Read More: CCP at the cusp of a mutiny as Jinping purges 627,000 officials in a single year
The role of PLA in the internal politics of CCP:
The PLA is said to be loyal to the Party/CCP. It has always remained committed towards the CCP and not to anyone leader within the party. But this seems to be changing with the PLA. Recently, Xi promoted seven senior PLA lieutenant generals and one equally ranked PAP officer to full generals. It was clearly a move by Xi to consolidate his control over the top brass and use this military personnel and PLA to targets his opponents in the party and state. As Xi is the Chairman of the party’s Central Military Commission (CMC) and commander-in-chief of PLA, it is quite evident that he is trying to bring the PLA, its top chiefs and commanders into his camp and thus distance them from other factions in the party. He is trying to command his power and authority over the PLA and eliminate any future threat of military interventions and coups.
This elevation of military officers by Xi shows that he wants to gain the loyalty of rising stars in the defence establishment. Xi has also broken the PLA record for promotions by elevating 38 officers to the rank of full generals since 2019. This rapid promotion of so many PLA generals is extraordinary and it also breaches the long-standing military convention. Looking at the previous examples of promotions, a CMC chairman has normally presided over only one round of promotion of full generals a year – and this usually happened around Army Day on August 1. However, recently Xi undertook his third series of promotion of full generals in barely half a year.
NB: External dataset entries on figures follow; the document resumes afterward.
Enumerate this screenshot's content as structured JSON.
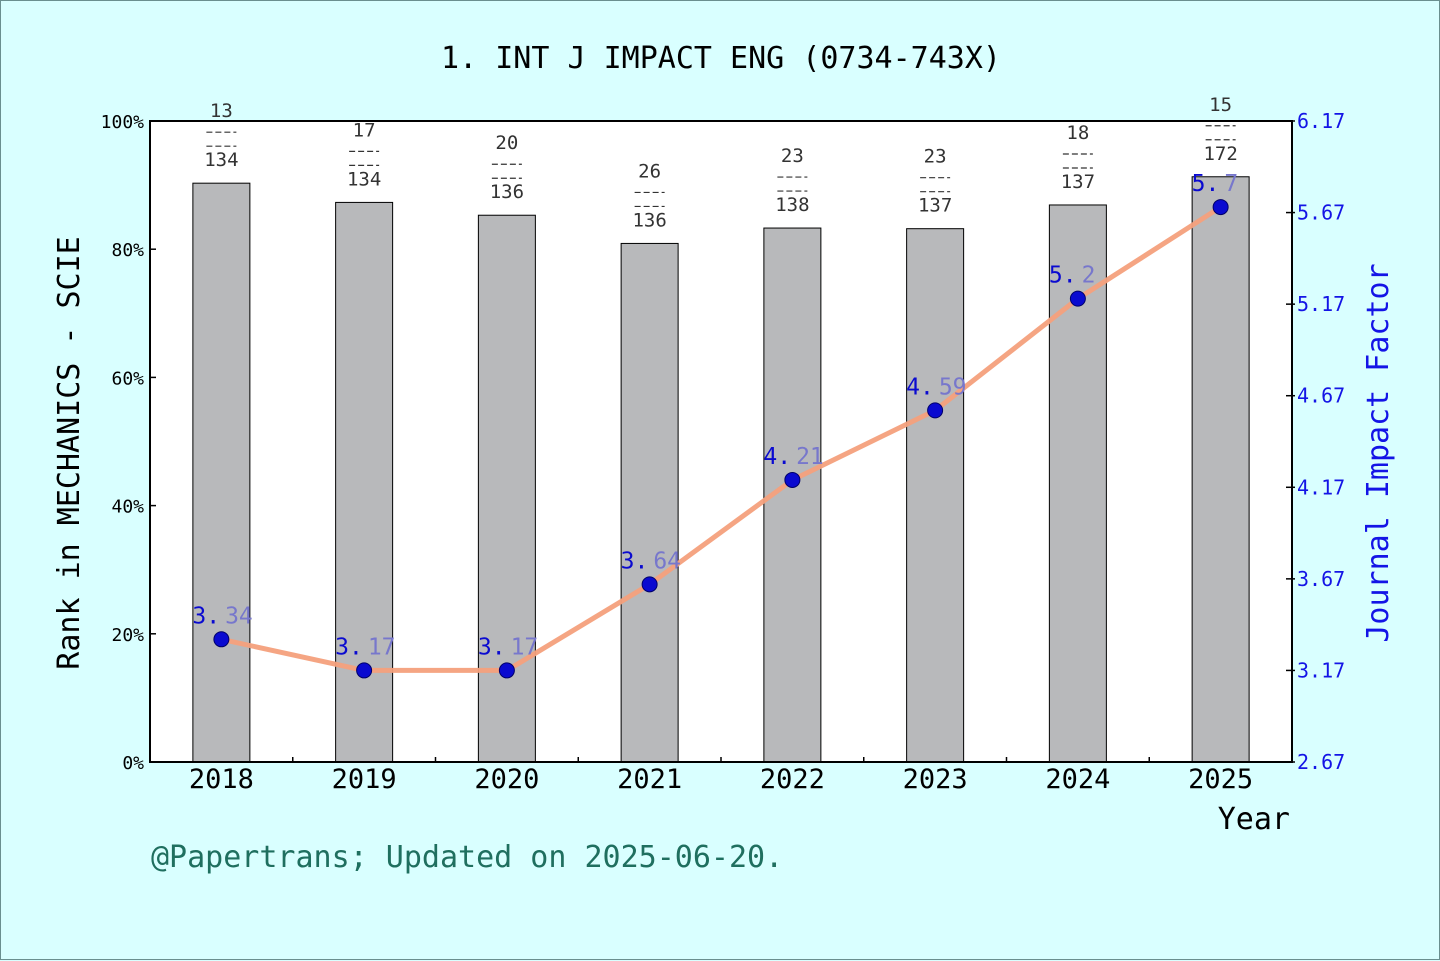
{
  "title": "1. INT J IMPACT ENG (0734-743X)",
  "footer": "@Papertrans; Updated on 2025-06-20.",
  "colors": {
    "background": "#d9ffff",
    "bar": "#b8b9bb",
    "line": "#f4a07c",
    "marker": "#0a0ad0",
    "right_axis": "#1414e6",
    "footer": "#1f6f5f"
  },
  "chart_data": {
    "type": "bar",
    "categories": [
      "2018",
      "2019",
      "2020",
      "2021",
      "2022",
      "2023",
      "2024",
      "2025"
    ],
    "xlabel": "Year",
    "ylabel": "Rank in MECHANICS - SCIE",
    "y2label": "Journal Impact Factor",
    "ylim": [
      0,
      100
    ],
    "y2lim": [
      2.67,
      6.17
    ],
    "yticks": [
      "0%",
      "20%",
      "40%",
      "60%",
      "80%",
      "100%"
    ],
    "y2ticks": [
      "2.67",
      "3.17",
      "3.67",
      "4.17",
      "4.67",
      "5.17",
      "5.67",
      "6.17"
    ],
    "series": [
      {
        "type": "bar",
        "values": [
          90.3,
          87.3,
          85.3,
          80.9,
          83.3,
          83.2,
          86.9,
          91.3
        ],
        "rank_labels": [
          {
            "rank": "13",
            "total": "134"
          },
          {
            "rank": "17",
            "total": "134"
          },
          {
            "rank": "20",
            "total": "136"
          },
          {
            "rank": "26",
            "total": "136"
          },
          {
            "rank": "23",
            "total": "138"
          },
          {
            "rank": "23",
            "total": "137"
          },
          {
            "rank": "18",
            "total": "137"
          },
          {
            "rank": "15",
            "total": "172"
          }
        ]
      },
      {
        "type": "line",
        "axis": "right",
        "values": [
          3.34,
          3.17,
          3.17,
          3.64,
          4.21,
          4.59,
          5.2,
          5.7
        ],
        "labels": [
          "3.34",
          "3.17",
          "3.17",
          "3.64",
          "4.21",
          "4.59",
          "5.2",
          "5.7"
        ]
      }
    ],
    "grid": false
  }
}
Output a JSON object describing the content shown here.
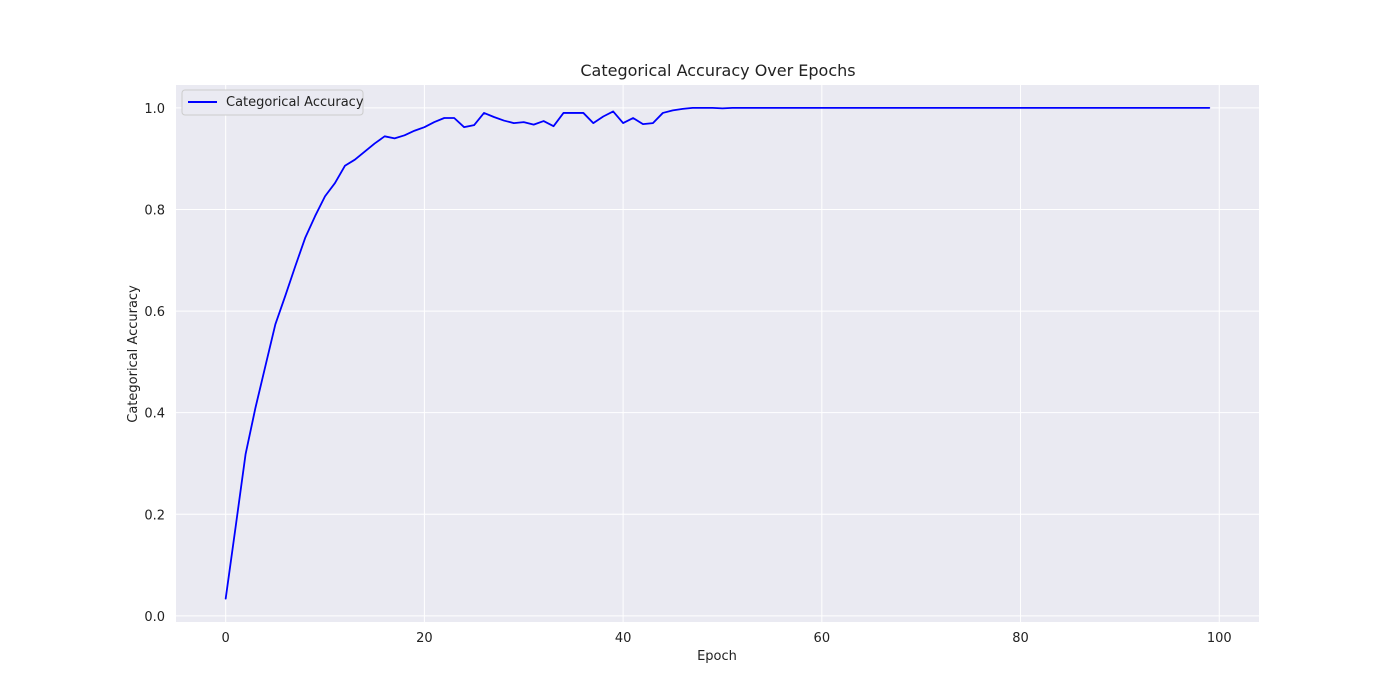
{
  "chart_data": {
    "type": "line",
    "title": "Categorical Accuracy Over Epochs",
    "xlabel": "Epoch",
    "ylabel": "Categorical Accuracy",
    "xlim": [
      -5,
      104
    ],
    "ylim": [
      -0.012,
      1.045
    ],
    "xticks": [
      0,
      20,
      40,
      60,
      80,
      100
    ],
    "yticks": [
      0.0,
      0.2,
      0.4,
      0.6,
      0.8,
      1.0
    ],
    "ytick_labels": [
      "0.0",
      "0.2",
      "0.4",
      "0.6",
      "0.8",
      "1.0"
    ],
    "grid": true,
    "background": "#eaeaf2",
    "legend": {
      "placement": "upper-left",
      "entries": [
        "Categorical Accuracy"
      ]
    },
    "series": [
      {
        "name": "Categorical Accuracy",
        "color": "#0000ff",
        "x": [
          0,
          1,
          2,
          3,
          4,
          5,
          6,
          7,
          8,
          9,
          10,
          11,
          12,
          13,
          14,
          15,
          16,
          17,
          18,
          19,
          20,
          21,
          22,
          23,
          24,
          25,
          26,
          27,
          28,
          29,
          30,
          31,
          32,
          33,
          34,
          35,
          36,
          37,
          38,
          39,
          40,
          41,
          42,
          43,
          44,
          45,
          46,
          47,
          48,
          49,
          50,
          51,
          52,
          53,
          54,
          55,
          56,
          57,
          58,
          59,
          60,
          61,
          62,
          63,
          64,
          65,
          66,
          67,
          68,
          69,
          70,
          71,
          72,
          73,
          74,
          75,
          76,
          77,
          78,
          79,
          80,
          81,
          82,
          83,
          84,
          85,
          86,
          87,
          88,
          89,
          90,
          91,
          92,
          93,
          94,
          95,
          96,
          97,
          98,
          99
        ],
        "values": [
          0.034,
          0.175,
          0.318,
          0.41,
          0.492,
          0.574,
          0.63,
          0.688,
          0.744,
          0.787,
          0.826,
          0.852,
          0.886,
          0.898,
          0.914,
          0.93,
          0.944,
          0.94,
          0.946,
          0.955,
          0.962,
          0.972,
          0.98,
          0.98,
          0.962,
          0.966,
          0.99,
          0.982,
          0.975,
          0.97,
          0.972,
          0.967,
          0.974,
          0.964,
          0.99,
          0.99,
          0.99,
          0.97,
          0.983,
          0.993,
          0.97,
          0.98,
          0.968,
          0.97,
          0.99,
          0.995,
          0.998,
          1.0,
          1.0,
          1.0,
          0.999,
          1.0,
          1.0,
          1.0,
          1.0,
          1.0,
          1.0,
          1.0,
          1.0,
          1.0,
          1.0,
          1.0,
          1.0,
          1.0,
          1.0,
          1.0,
          1.0,
          1.0,
          1.0,
          1.0,
          1.0,
          1.0,
          1.0,
          1.0,
          1.0,
          1.0,
          1.0,
          1.0,
          1.0,
          1.0,
          1.0,
          1.0,
          1.0,
          1.0,
          1.0,
          1.0,
          1.0,
          1.0,
          1.0,
          1.0,
          1.0,
          1.0,
          1.0,
          1.0,
          1.0,
          1.0,
          1.0,
          1.0,
          1.0,
          1.0
        ]
      }
    ]
  }
}
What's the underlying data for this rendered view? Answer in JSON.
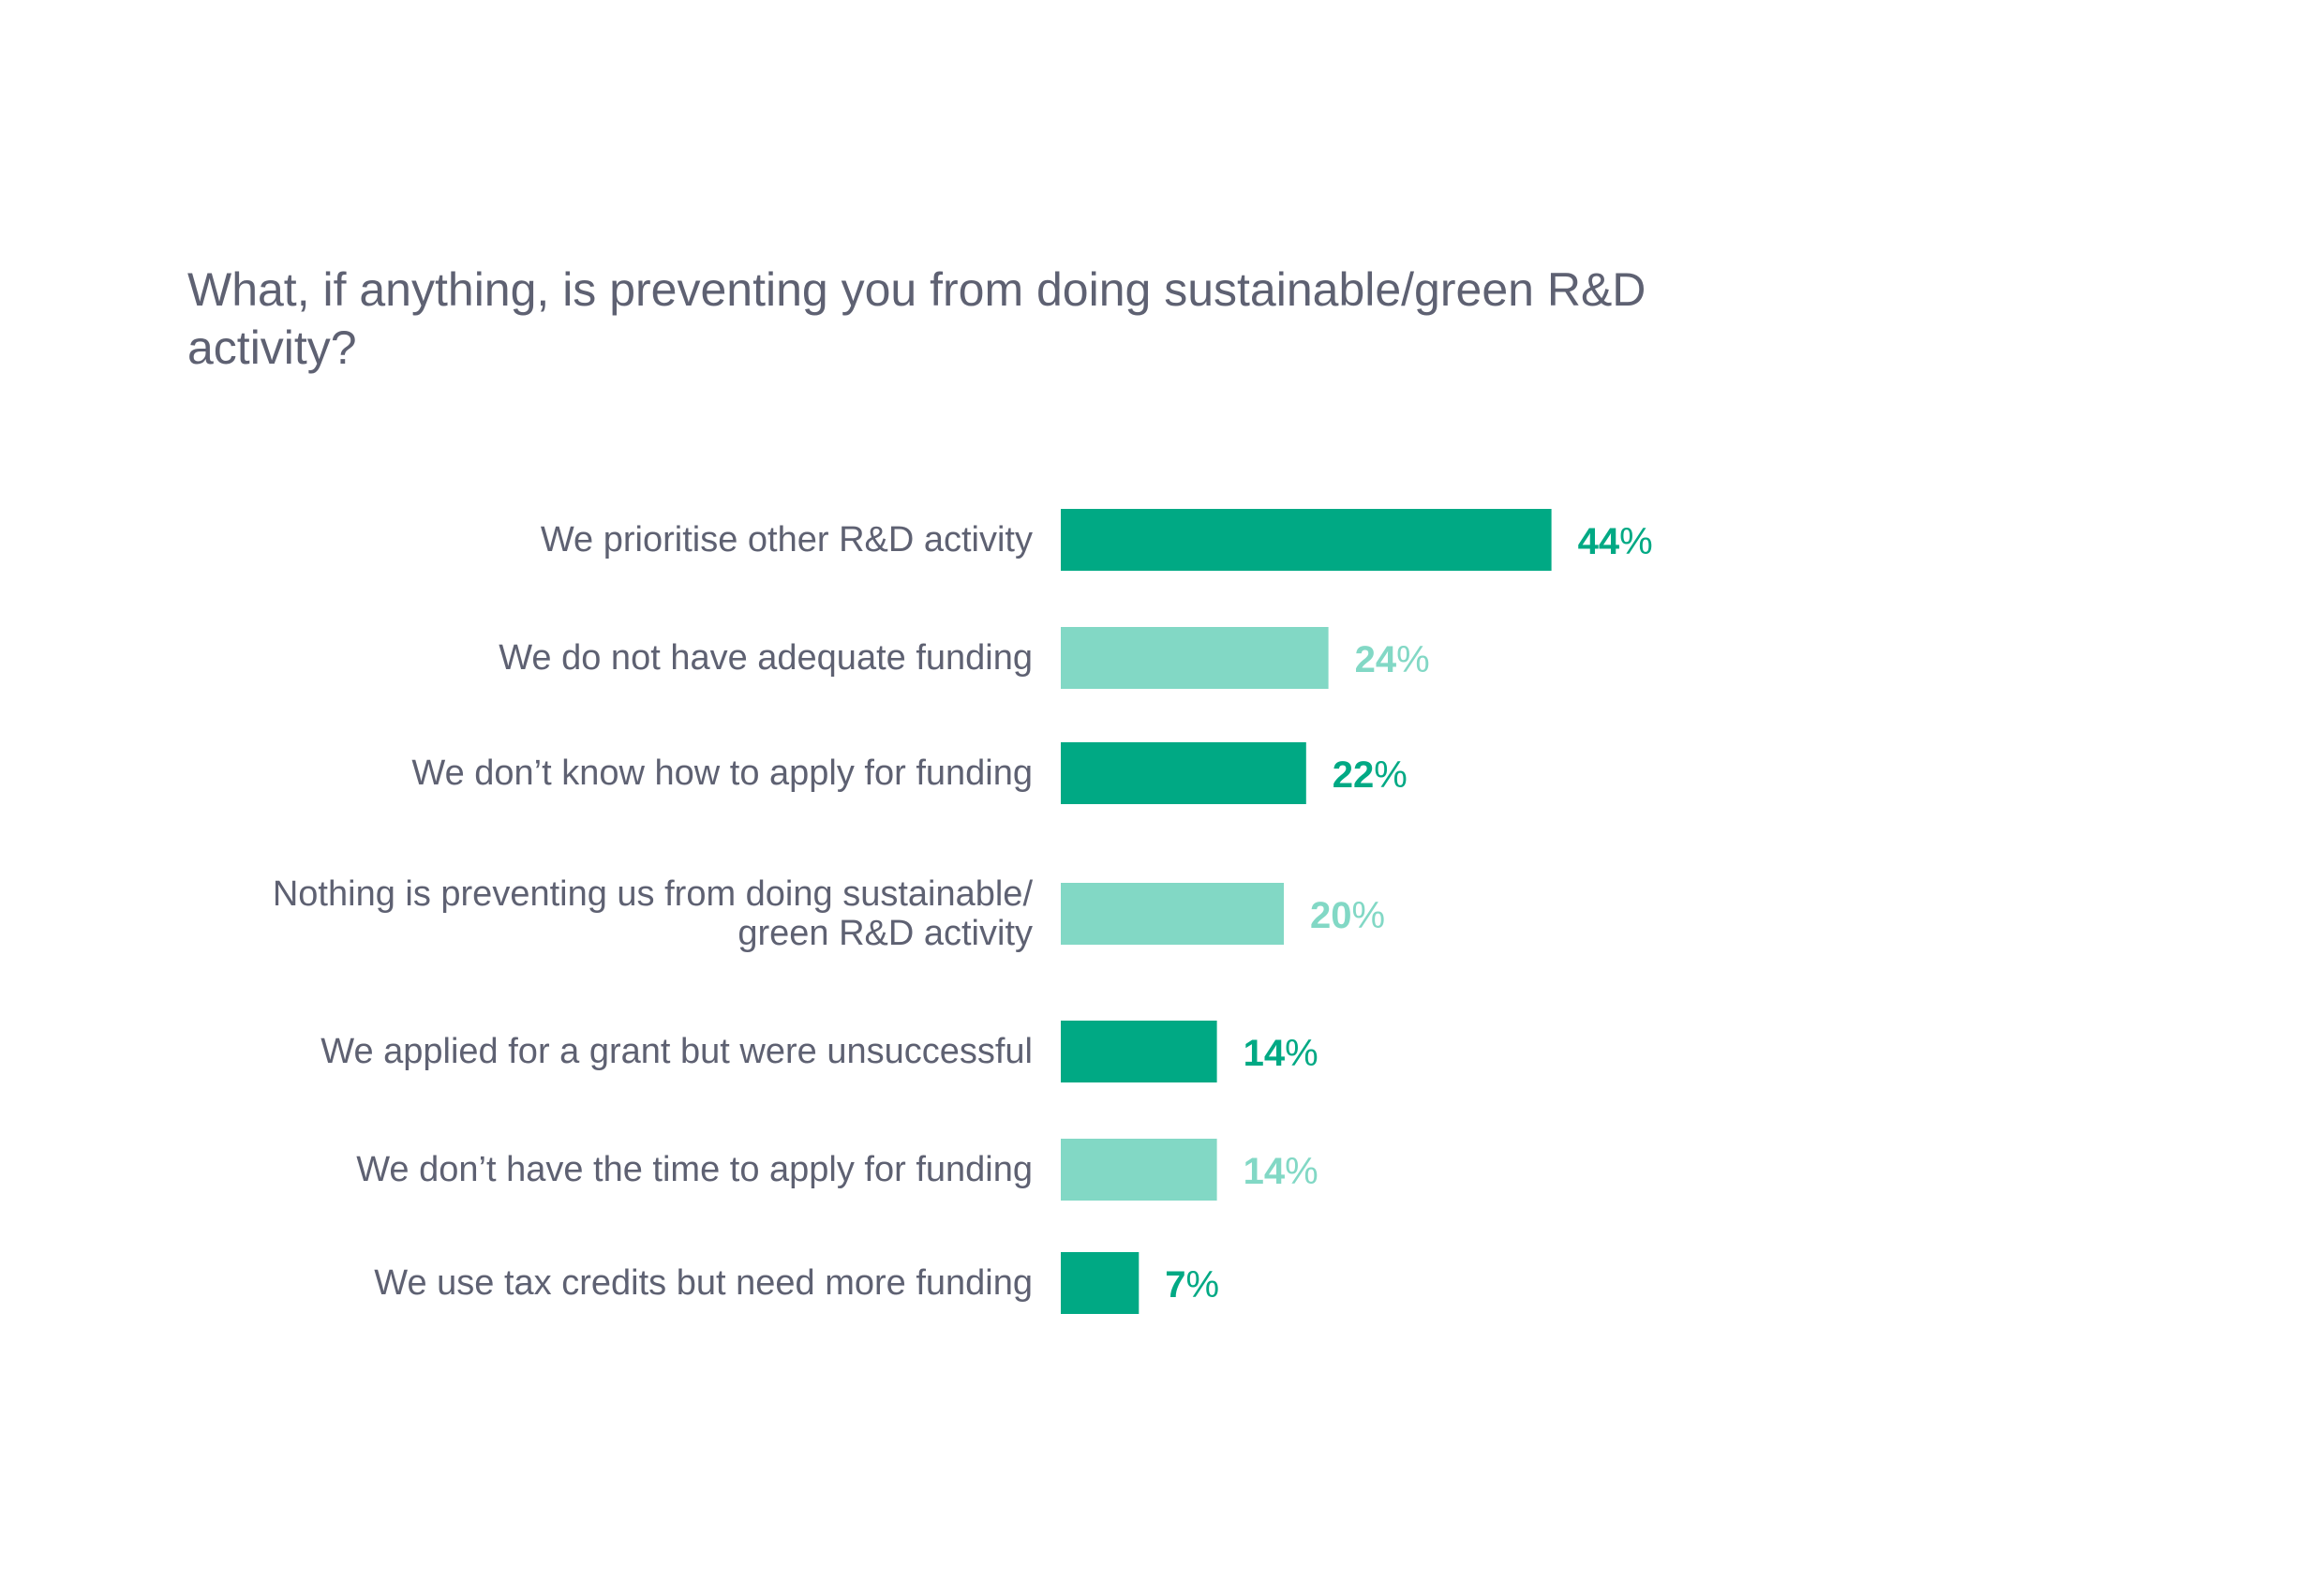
{
  "chart_data": {
    "type": "bar",
    "orientation": "horizontal",
    "title": "What, if anything, is preventing you from doing sustainable/green R&D activity?",
    "categories": [
      [
        "We prioritise other R&D activity"
      ],
      [
        "We do not have adequate funding"
      ],
      [
        "We don’t know how to apply for funding"
      ],
      [
        "Nothing is preventing us from doing sustainable/",
        "green R&D activity"
      ],
      [
        "We applied for a grant but were unsuccessful"
      ],
      [
        "We don’t have the time to apply for funding"
      ],
      [
        "We use tax credits but need more funding"
      ]
    ],
    "values": [
      44,
      24,
      22,
      20,
      14,
      14,
      7
    ],
    "value_suffix": "%",
    "xlim": [
      0,
      100
    ],
    "grid": false,
    "legend": "none",
    "colors": {
      "dark": "#00a984",
      "light": "#82d8c5",
      "text": "#5e6172"
    },
    "bar_colors": [
      "dark",
      "light",
      "dark",
      "light",
      "dark",
      "light",
      "dark"
    ]
  }
}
It is also a quite well-observed rule that lieutenant generals in the PLA qualify for elevation to full generals only once they have served in their positions for at least 24 months. Several of the seven newly minted generals had not yet been lieutenant-generals for even two years. Moreover, it is also a respected tradition in the PLA that the head of a theatre command (previously- military region) usually serves for at least two years. PLA analysts have ascribed these unusual organizational movements to Xi’s efforts to boost the number of full generals and to place only totally loyal officers in key posts.
CMC Vice-Chairman’s statement:
In his recent statement on Friday, Vice Chairman of the Central Military Commission Xu Qiliang called for enhanced efforts to promote unity among the army, the government and the people. He said, “Rock-solid military-government and military-civilian unity has proven to be a tool for us to overcome difficulties and march forward from one victory to another”. Also, he is a Political Bureau member of the Communist Party of China (CPC) Central Committee, called to boost military-government and military-civilian solidarity.
The use of PLA by the Xi shows that there is a power struggle within the CCP. The power struggle is giving rise to the creation of many different factions and power centres that are destined to cause conflicts and crises in the party and the politics of CCP. Due to this, there lie several dangers. The possibilities could be a military coup or intervention to overthrow Xi, a political uprising and revolt by the different cadres and fractions of the CCP against the present top authority and the most dangerous being a civil war that would lead to total destruction of the current sociopolitical setup of the country.